La palette de Véronèse exerça sur ses contemporains une véritable fascination. Cette fascination exprimée plus tard par Tiepolo et Delacroix existe toujours.
Rappelons d’emblée que les couleurs claires ne sont pas dans la tradition vénitienne et en cela Véronèse innove et éblouit. En effet l’école vénitienne (pensons à Carpaccio, Giorgione et Titien) est une adepte de la peinture atmosphérique et/ou tonale : (Cf. : Giorgione). Véronèse s’en démarque comme il se démarque de la dramaturgie sombre de Tintoret dont il est l’antithèse par une palette claire, lumineuse et des contrastes osés (c’est San Rocco contre San Sebastiano !).
Ce que Véronèse retient du tonalisme vénitien c’est l’usage de couleurs rompues qui permettent des transitions harmonieuses. Véronèse séduit par ses couleurs qui renforcent la sensualité de ses tableaux: sensualité colorée des chairs qui vivent, respirent, des étoffes qui scintillent et des soies qui crissent par leurs zébrures enlevées et lumineuses. Véronèse pratique par ailleurs des accords dissonants même surprenants pour l’époque, ce qui fait de lui un coloriste novateur notamment par la juxtaposition de couleurs complémentaires. (Cf. : Mars et Vénus et un cheval, l’Enlèvement d’Europe cf la Belle Nani). Cette clarté de la palette s’explique par le recours aux « cangianti » c’est à dire au fait que l’ombre n’est pas représentée à l’aide de noir incorporé à la teinte que l’on veut ombrer mais en juxtaposant deux couleurs distinctes.
D’autre part ses ombres sont transparentes. Véronèse ne recherche pas les effets dramatiques du clair obscur (exception: La Tentation de St Antoine), il subordonne sa couleur à la suggestion de la matière et les matières, il les trouve dans cette Venise industrieuse et somptueuse (à chaque tissu sa couleur, l’orient des perles et les carnations de ses portraits).
Ce qui est cependant paradoxal c’est que Véronèse nous montre un luxe interdit à Venise mais qui est nécessaire à l’image que l’on veut donner de soi (commandes privées) et de la ville (commandes publiques).
Véronèse, véronais de formation est bien vénitien dans son œuvre par sa maîtrise du colorito !
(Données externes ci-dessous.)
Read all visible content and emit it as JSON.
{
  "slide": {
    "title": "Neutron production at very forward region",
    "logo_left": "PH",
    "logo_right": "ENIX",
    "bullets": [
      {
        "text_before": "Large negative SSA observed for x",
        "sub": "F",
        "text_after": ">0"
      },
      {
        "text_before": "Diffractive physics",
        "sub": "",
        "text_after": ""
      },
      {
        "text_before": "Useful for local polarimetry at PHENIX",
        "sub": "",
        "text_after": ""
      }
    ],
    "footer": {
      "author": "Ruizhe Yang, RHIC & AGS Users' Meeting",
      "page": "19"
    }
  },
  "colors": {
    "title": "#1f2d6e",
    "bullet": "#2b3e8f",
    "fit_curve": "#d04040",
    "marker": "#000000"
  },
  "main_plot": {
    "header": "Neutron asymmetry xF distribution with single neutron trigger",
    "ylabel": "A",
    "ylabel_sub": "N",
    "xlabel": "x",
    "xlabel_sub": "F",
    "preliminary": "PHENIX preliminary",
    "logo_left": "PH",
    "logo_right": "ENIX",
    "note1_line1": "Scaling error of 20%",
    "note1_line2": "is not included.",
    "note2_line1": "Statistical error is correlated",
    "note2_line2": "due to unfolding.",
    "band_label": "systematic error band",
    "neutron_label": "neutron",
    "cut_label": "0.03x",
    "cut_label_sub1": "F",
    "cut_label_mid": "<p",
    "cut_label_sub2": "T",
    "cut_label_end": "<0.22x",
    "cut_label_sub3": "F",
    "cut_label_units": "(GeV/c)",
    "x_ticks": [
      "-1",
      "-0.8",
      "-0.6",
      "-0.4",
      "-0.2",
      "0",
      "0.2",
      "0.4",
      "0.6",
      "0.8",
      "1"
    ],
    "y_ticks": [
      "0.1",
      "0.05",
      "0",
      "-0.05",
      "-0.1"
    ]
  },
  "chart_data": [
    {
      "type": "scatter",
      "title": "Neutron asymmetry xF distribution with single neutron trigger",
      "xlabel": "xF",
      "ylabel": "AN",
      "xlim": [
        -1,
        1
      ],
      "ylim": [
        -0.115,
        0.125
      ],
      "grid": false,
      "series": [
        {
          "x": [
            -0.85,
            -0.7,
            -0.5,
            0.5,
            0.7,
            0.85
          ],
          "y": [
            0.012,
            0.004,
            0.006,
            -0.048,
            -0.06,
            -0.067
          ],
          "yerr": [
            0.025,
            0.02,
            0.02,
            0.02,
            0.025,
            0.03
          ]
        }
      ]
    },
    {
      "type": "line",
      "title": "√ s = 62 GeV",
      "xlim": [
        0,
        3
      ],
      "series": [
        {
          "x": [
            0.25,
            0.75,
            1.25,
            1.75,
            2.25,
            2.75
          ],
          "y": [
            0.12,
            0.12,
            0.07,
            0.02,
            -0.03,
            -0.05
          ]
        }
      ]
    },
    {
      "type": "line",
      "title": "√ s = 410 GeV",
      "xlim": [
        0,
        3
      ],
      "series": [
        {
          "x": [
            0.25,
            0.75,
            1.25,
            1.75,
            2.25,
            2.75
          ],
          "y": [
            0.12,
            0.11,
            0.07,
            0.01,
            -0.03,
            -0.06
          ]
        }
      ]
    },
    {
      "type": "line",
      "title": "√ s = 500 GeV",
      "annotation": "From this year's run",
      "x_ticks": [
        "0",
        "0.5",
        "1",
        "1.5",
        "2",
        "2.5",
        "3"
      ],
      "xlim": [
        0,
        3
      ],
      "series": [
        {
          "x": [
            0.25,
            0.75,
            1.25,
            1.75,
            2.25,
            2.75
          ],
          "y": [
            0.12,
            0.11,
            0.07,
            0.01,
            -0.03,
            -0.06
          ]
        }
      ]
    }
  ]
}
Novateur par sa palette Véronèse dépasse Titien par la fermeté de son dessin qui exalte les formes. Véronèse transcende la querelle du disegno et du colorito et fait mentir Vasari qui reproche aux vénitiens de ne pas savoir dessiner et au fond de ne pas être des intellectuels. L’exposition du Luxembourg contredit Vasari non seulement en montrant des dessins de Véronèse mais en exposant des modelli, croquis préparatoires au tableau final ainsi qu’en montrant des œuvres où le dessin est parfaitement maîtrisé et très plastique (Cf. : brocarts) : génial !
Lucrèce
L’énergie des tableaux de Véronèse vient en partie des compositions fondées sur l’organisation de groupes compacts dans lesquels la varietas qui est une caractéristique de son esthétique permet l’exaltation des couleurs et de leurs complémentaires, le vêtement prend part à l’action qui renforce le drame : cf Suzanne et les vieillards et l’Enlèvement d’Europe.
Véronèse en peintre qui maîtrise la composition classique recourt à la composition pyramidale, centralisée mais il l’intègre dans une véritable scénographie: il reprend et réactualise le principe de la frise pratiquée par Carpaccio mais sur fond d’architecture antique conformément aux valeurs de l’humanisme en vogue (surtout celui de Daniele Barbaro fin connaisseur de Vitruve et rappelons le, mécéne de Véronèse). Il multiplie les points de fuite.
Ses scènes intègrent deux moments distincts dans un déploiement panoramique assez théâtral: c’est voulu, il faut créer quelque chose d’extraordinaire, d’intemporel comme quand on installe des décors éphémères dans les villes dans lesquelles évoluent les gens en costume contemporains.
La présence récurrente de l’architecture dans la peinture de Véronèse a pour but de renforcer la dimension respectable ou noble des personnages représentés mais aussi, insidieusement, véhicule une image somptueuse de Venise.